Stocks got hit with some selling pressure on Thursday after another 3.8 million Americans filed for unemployment. The losses were stemmed to some degree by strong earnings reports from Alphabet and Microsoft and that helped the Nasdaq hold up much better than the others.
After leading the way for several days in a row, the Russell got hit yesterday and fell 3.68%. That was by far the worst performance of the four. The Dow lost 1.17% and the S&P dropped 0.92%. The aforementioned Nasdaq only lost 0.28%.
All 10 sectors lost ground on the day, but the percentages were vastly different.Three sectors lost less than 0.5% and they were communication services (-0.44%), technology (-0.45%), and healthcare (-0.46%).
The materials sector fell 2.97% and that was the worst performance of the bunch.
The financial sector dropped 2.52% as the second worst performer.
There were a total of four sectors that fell over 2.0%.
My scans turned far more negative on Thursday with 153 bearish signals and only four bullish signals.
The barometer plunged once these results were added in to the equation. The final reading last night was -72.8, down from -17.2.

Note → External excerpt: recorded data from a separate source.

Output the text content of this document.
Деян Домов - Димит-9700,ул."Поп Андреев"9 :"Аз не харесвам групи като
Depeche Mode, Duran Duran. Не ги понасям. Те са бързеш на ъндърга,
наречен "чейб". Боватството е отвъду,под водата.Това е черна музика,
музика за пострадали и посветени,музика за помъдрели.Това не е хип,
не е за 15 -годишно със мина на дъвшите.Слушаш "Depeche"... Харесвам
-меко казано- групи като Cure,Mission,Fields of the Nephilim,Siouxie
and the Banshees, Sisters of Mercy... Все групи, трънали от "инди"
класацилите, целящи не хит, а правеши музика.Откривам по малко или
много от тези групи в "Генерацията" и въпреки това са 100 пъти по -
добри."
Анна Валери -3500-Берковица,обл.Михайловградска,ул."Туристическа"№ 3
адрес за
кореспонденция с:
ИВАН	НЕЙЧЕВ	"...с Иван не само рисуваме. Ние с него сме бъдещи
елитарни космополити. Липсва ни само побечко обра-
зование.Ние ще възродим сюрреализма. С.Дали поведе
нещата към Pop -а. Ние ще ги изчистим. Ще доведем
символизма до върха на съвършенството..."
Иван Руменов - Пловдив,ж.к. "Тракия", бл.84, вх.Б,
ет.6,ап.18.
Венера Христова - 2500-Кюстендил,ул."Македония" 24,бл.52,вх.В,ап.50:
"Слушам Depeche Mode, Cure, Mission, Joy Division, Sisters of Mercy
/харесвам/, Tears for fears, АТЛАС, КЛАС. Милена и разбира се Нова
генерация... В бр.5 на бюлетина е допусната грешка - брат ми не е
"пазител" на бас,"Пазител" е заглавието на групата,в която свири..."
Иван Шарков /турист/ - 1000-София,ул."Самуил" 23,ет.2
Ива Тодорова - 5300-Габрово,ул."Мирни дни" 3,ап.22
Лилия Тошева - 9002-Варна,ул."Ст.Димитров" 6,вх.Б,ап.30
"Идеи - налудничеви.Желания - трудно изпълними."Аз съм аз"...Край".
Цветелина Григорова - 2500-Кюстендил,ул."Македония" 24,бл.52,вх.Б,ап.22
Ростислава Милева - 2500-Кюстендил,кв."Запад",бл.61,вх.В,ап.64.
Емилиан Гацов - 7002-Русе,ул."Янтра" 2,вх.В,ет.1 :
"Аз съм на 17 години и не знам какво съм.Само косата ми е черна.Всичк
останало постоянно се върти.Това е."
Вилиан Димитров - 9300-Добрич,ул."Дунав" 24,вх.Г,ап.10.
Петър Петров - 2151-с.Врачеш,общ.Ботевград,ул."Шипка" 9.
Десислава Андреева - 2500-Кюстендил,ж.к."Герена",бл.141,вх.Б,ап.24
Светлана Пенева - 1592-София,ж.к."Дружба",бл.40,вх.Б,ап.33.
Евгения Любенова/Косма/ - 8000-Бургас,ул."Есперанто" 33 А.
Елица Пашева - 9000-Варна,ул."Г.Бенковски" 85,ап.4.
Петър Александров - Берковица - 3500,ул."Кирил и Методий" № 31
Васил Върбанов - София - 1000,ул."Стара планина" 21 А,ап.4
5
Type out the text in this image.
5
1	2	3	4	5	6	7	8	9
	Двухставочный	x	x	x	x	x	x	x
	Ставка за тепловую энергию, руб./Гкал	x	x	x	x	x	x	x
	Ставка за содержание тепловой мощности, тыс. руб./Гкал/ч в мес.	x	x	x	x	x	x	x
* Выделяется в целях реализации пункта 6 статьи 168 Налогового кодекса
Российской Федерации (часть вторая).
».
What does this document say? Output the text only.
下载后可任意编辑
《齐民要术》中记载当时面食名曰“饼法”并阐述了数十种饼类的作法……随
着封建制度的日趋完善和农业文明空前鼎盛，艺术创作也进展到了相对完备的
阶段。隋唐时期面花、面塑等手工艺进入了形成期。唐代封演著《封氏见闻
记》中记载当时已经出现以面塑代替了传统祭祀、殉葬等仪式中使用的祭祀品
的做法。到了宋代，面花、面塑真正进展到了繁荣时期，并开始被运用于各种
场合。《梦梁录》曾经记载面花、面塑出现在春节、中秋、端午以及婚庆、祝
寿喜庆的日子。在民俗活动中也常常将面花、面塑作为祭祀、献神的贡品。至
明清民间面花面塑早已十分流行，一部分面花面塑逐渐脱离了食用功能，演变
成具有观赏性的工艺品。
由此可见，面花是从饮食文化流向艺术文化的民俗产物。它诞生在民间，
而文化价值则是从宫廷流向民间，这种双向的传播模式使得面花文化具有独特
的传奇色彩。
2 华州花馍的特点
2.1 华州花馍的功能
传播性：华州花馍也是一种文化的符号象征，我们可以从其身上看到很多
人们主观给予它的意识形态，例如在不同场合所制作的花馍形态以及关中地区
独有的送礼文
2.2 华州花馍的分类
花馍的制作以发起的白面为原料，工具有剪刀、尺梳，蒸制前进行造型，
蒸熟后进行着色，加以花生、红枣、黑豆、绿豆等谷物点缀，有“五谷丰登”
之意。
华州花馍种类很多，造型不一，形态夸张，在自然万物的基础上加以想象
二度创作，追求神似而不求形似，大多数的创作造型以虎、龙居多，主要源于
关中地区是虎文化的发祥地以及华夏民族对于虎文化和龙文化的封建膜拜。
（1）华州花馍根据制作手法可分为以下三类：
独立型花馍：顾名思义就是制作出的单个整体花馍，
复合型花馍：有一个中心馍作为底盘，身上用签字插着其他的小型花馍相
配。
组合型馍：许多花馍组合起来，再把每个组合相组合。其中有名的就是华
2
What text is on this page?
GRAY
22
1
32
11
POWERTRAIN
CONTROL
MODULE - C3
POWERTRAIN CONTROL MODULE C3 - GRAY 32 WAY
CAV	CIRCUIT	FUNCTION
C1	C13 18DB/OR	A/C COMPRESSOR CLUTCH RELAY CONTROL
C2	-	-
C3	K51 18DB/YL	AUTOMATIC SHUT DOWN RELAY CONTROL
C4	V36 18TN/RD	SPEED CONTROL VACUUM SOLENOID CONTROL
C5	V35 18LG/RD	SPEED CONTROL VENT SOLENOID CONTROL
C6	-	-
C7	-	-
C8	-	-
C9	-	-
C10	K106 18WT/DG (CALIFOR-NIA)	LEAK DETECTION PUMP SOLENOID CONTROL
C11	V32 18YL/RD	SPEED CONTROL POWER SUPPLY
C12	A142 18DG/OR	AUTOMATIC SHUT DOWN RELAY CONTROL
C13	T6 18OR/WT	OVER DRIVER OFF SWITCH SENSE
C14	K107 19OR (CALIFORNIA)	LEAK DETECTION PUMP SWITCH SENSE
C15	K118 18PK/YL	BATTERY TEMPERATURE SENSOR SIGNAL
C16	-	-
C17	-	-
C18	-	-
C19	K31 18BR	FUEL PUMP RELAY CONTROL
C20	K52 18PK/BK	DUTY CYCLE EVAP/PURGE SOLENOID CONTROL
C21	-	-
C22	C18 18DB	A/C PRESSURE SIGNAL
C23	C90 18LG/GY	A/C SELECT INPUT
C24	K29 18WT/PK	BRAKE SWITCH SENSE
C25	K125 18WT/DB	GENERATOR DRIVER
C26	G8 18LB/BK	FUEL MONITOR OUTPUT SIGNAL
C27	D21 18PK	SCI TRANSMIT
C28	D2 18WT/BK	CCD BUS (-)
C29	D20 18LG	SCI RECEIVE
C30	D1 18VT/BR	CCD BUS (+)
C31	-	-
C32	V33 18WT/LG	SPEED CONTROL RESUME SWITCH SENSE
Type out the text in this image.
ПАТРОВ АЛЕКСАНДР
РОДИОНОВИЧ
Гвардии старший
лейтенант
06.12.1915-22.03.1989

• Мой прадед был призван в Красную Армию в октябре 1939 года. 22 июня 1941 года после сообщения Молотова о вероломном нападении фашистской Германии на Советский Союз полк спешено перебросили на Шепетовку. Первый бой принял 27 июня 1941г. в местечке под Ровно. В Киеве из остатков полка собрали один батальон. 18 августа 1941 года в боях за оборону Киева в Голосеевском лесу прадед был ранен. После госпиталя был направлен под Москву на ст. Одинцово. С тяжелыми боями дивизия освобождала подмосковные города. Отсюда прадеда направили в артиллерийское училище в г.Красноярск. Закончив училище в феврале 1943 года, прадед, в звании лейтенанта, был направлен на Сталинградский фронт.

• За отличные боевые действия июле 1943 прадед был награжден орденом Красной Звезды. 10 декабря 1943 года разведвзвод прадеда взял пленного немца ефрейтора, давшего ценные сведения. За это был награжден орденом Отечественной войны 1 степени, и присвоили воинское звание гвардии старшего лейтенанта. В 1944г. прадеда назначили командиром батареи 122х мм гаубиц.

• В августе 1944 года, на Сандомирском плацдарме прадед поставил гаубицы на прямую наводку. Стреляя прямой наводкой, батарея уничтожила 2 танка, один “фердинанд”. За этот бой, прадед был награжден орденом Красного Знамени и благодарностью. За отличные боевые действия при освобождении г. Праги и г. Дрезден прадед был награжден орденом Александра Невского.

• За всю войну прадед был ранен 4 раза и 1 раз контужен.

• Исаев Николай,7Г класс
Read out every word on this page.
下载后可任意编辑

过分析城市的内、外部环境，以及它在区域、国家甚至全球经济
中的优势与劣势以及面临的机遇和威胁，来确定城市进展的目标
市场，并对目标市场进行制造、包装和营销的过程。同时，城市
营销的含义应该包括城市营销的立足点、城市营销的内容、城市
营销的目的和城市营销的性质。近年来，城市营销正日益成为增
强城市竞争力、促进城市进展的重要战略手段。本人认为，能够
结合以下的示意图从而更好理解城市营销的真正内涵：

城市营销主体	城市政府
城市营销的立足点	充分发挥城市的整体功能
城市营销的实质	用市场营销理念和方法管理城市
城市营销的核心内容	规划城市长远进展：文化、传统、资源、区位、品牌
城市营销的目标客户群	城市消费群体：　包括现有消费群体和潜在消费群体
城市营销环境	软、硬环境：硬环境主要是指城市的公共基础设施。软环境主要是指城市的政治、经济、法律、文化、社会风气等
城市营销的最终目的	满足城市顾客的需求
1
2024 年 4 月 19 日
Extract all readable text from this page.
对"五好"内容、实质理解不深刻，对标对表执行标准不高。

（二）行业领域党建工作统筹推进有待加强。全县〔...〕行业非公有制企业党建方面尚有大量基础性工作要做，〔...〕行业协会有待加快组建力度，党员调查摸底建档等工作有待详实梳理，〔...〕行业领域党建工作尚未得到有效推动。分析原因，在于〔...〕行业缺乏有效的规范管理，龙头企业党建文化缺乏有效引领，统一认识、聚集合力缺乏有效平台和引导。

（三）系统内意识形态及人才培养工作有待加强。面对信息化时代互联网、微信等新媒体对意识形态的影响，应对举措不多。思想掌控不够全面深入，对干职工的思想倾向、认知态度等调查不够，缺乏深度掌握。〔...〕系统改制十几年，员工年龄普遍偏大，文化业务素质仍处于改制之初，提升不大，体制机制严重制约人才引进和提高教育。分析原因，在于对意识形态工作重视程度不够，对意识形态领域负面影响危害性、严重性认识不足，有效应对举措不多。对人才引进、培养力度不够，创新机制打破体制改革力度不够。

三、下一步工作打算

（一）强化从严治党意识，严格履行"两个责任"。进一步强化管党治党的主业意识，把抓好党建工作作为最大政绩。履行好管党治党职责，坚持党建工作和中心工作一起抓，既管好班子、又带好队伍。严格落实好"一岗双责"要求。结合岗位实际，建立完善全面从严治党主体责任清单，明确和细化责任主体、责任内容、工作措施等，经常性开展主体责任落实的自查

Among the many stocks and ETFs on the bearish list last night was the iShares China Large-Cap ETF (NYSE: FXI). The fund has rallied sharply off the March low, but could be facing some resistance now. In addition to being on my bearish list, there was a bearish signal from the artificial intelligence site I use, Tickeron. Of the past 100 signals, 90% have been successful.
The $40 level stood out on the chart as that area served as support back in December and again in January. The fund did break the support in early March and dropped all the way down near the $33 level and it has now rallied back up to that area and then turned lower yesterday. The stochastic indicators hit overbought territory and made a bearish crossover last night.
Buy to open the June 40-strike puts on FXI at $2.50 or better. These options expire on June 19. I suggest a target gain of 75% for this trade and that means the fund will need to drop to $35.60. The target is only 7.8% below the current price so it should be able to get there. I suggest a stop at $40.25.